Simón’s directorial hand is steady but frustratingly cool—she photographs faces and landscapes with painterly care, lets silences hang like humidity, and refuses easy emotional crescendos even when the material begs for them. The score stays minimal and the editing patient, which creates an undeniable mood but occasionally feels like watching someone solve a puzzle in slow motion when we’re already three steps ahead of them.
The strengths
- The central conceit is genuinely clever: how bureaucratic necessity becomes emotional archaeology, transforming paperwork into existential proof.
- The cinematography captures the Atlantic coast with such textural richness that the landscape feels like a living witness to family history rather than mere scenery.
- Llúcia Garcia‘s performance anchors the film with such understated intensity that you feel Marina’s internal collision of hope and terror without a single melodramatic gesture.

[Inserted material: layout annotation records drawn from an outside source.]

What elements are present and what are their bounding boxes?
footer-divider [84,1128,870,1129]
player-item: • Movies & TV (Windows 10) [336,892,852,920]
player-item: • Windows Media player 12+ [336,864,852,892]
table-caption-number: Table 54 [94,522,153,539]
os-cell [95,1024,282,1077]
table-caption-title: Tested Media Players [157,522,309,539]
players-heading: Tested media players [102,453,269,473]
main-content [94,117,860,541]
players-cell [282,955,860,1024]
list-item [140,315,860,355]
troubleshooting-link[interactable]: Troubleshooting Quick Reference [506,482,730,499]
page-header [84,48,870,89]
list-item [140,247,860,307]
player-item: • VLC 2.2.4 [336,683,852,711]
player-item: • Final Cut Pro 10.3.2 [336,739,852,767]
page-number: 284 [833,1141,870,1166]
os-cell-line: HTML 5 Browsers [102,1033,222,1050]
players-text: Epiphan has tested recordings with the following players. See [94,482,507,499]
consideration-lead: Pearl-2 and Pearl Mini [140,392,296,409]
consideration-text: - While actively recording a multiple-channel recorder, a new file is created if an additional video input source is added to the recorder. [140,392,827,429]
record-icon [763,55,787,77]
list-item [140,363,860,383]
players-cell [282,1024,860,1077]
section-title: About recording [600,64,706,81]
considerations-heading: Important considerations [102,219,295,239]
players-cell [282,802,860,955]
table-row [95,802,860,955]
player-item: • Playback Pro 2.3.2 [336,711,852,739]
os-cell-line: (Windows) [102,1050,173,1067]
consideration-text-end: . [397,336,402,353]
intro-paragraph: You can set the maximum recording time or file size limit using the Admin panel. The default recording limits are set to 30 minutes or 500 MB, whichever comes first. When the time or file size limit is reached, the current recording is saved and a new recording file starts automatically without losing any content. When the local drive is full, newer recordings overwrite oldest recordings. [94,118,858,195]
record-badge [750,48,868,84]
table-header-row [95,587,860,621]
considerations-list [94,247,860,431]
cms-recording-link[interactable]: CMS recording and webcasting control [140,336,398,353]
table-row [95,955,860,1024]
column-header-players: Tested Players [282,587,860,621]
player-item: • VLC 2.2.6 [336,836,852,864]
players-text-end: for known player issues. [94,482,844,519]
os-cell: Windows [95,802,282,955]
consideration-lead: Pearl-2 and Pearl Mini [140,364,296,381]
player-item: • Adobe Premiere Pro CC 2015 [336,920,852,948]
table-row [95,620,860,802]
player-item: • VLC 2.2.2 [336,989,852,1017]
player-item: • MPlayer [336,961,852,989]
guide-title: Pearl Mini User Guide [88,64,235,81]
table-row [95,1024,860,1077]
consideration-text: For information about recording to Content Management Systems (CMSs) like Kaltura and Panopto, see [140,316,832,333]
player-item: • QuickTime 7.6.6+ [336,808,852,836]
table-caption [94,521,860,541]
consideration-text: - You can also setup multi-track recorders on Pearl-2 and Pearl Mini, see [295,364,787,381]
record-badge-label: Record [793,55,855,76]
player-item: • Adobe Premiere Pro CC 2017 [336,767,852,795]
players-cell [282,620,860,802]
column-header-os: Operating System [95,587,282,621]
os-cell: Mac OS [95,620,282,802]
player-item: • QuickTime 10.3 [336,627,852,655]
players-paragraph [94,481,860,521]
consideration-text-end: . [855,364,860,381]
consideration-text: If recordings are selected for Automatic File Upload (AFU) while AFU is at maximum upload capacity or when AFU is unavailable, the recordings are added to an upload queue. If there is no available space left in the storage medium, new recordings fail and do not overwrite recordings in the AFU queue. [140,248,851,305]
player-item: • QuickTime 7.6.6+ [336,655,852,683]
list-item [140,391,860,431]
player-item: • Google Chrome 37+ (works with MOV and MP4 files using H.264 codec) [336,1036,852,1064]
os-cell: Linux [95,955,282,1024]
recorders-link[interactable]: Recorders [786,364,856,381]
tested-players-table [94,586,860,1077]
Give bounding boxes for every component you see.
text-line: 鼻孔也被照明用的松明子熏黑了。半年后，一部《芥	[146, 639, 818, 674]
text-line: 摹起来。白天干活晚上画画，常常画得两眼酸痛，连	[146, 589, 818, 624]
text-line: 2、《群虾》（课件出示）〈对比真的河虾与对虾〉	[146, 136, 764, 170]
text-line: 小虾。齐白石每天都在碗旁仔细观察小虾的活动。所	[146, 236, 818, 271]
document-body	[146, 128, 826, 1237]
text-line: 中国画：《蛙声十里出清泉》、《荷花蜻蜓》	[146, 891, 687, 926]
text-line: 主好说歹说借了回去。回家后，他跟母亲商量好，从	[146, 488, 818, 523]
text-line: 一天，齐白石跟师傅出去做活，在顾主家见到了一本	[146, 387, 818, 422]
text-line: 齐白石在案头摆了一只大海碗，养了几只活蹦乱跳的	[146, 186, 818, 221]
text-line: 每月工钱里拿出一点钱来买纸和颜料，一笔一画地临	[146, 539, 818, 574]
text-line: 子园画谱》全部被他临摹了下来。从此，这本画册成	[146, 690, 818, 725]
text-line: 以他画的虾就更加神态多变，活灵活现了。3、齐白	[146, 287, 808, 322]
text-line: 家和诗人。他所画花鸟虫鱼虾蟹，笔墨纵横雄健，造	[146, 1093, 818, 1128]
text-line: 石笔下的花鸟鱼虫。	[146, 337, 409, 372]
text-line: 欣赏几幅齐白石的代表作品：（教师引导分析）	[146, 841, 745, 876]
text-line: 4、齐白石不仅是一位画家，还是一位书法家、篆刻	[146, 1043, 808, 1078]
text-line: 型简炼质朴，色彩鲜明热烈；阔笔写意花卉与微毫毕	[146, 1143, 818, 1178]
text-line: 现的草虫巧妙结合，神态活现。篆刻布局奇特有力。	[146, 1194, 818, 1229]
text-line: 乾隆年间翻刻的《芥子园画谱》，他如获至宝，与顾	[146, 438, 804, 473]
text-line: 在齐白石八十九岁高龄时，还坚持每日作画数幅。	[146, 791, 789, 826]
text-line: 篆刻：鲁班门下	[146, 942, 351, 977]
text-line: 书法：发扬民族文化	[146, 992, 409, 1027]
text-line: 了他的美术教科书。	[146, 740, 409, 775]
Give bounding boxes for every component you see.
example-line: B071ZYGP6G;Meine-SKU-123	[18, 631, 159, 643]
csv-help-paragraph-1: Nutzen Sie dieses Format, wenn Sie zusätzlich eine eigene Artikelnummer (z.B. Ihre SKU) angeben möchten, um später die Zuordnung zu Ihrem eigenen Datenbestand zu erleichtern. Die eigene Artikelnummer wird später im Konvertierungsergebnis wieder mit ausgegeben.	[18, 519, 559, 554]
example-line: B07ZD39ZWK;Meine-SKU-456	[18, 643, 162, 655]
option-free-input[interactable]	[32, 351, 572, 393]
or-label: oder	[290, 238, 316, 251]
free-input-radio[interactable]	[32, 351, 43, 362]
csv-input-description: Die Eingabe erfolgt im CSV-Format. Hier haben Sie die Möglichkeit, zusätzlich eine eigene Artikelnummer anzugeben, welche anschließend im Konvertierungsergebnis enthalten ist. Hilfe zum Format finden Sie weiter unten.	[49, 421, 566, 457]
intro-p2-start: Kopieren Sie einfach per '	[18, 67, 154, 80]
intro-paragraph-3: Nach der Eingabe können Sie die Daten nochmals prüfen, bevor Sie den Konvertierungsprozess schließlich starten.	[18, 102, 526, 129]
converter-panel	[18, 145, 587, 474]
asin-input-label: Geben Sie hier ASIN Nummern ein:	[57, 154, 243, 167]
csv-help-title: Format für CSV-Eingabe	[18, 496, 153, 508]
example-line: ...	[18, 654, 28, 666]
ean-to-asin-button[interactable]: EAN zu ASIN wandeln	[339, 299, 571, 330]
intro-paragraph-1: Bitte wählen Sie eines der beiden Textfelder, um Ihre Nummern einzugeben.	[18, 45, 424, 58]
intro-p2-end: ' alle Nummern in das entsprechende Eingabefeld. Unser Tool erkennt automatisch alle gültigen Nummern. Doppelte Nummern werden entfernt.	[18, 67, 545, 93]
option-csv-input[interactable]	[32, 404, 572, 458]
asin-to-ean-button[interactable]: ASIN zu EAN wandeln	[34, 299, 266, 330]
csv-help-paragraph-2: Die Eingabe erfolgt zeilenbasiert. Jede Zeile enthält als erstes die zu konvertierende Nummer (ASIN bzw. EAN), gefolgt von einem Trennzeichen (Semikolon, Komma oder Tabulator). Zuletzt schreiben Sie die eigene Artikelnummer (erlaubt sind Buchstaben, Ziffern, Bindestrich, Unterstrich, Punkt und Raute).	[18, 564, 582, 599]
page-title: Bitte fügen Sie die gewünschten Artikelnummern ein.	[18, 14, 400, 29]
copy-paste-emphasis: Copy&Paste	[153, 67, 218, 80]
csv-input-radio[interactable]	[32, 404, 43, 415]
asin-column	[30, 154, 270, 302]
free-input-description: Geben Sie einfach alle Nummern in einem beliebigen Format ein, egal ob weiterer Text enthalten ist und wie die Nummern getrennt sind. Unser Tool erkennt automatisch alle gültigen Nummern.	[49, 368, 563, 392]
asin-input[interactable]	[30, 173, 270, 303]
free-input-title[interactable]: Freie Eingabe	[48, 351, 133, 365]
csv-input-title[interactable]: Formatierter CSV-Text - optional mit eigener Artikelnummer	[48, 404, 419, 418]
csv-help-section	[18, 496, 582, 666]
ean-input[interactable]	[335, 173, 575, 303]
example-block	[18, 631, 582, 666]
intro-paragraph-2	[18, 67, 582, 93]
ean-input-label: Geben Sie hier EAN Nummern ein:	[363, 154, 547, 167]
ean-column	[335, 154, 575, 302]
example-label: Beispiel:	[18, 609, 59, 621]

- The film respects its audience enough to leave contradictions unresolved, letting family dysfunction breathe instead of neatly explaining it away.
The weaknesses
- For a film about revelation and secrets, the drama feels oddly muffled, as if Simón is afraid to let her characters genuinely combust or confess with any real urgency or pain.
- The 112-minute runtime stretches scenes that could pack more power if trimmed; there’s real estate here wasted on repetitive beats and conversations that circle without progressing.
- The supporting characters remain sketches rather than fully-realized people, which robs the family dynamics of genuine stakes and makes their conflicts feel more performative than lived.
- The film’s restraint, which could be elegant, sometimes reads as emotional evasion, as if Simón doesn’t trust the weight of her own material enough to let it fully land.
Who should watch it
Romería is for patients of slow cinema who loved Simón’s earlier Summer 1993, those who appreciate intimate **family dramas** over plot mechanics, and viewers willing to mine quiet moments for emotional resonance. If you’re chasing catharsis or conventional narrative satisfaction, look elsewhere, but if you’re the type who rewatches Claire Denis or hangs in the contemplative spaces of Céline Sciamma, this restrained Atlantic meditation will speak your language in whispers.
Final verdict
Romería arrives with genuine substance—the kind of film about family blood, documentation, and the search for official proof of belonging that could matter enormously to the right person. But Carla Simón’s execution feels overcautious, treating emotional dynamite as if it were fragile china that might break under scrutiny, and the result is a film that’s technically accomplished and thematically rich but emotionally distant in ways that undermine its own questions. It’s worth watching if you’re patient, but it could’ve been essential if it were brave.
FAQ
What is Romería about?
A young woman named Marina uses her mother’s diary to search for university documents and unexpectedly discovers her biological family living on Spain’s Atlantic coast, unraveling long-buried family secrets in the process.
Who directed Romería?
Carla Simón directed the film; she’s known for her earlier work Summer 1993, which also explored memory and family dynamics with similar aesthetic restraint.
Is Romería worth watching?
Yes, if you appreciate slow, introspective dramas with strong performances and painterly cinematography; no, if you need conventional narrative momentum or emotional catharsis without ambiguity.
How long is Romería?
The film runs 112 minutes, though certain scenes could’ve benefited from trimming to maintain emotional tension throughout.
Where can I watch Romería?
Check IMDB for current streaming availability and theatrical release information in your region.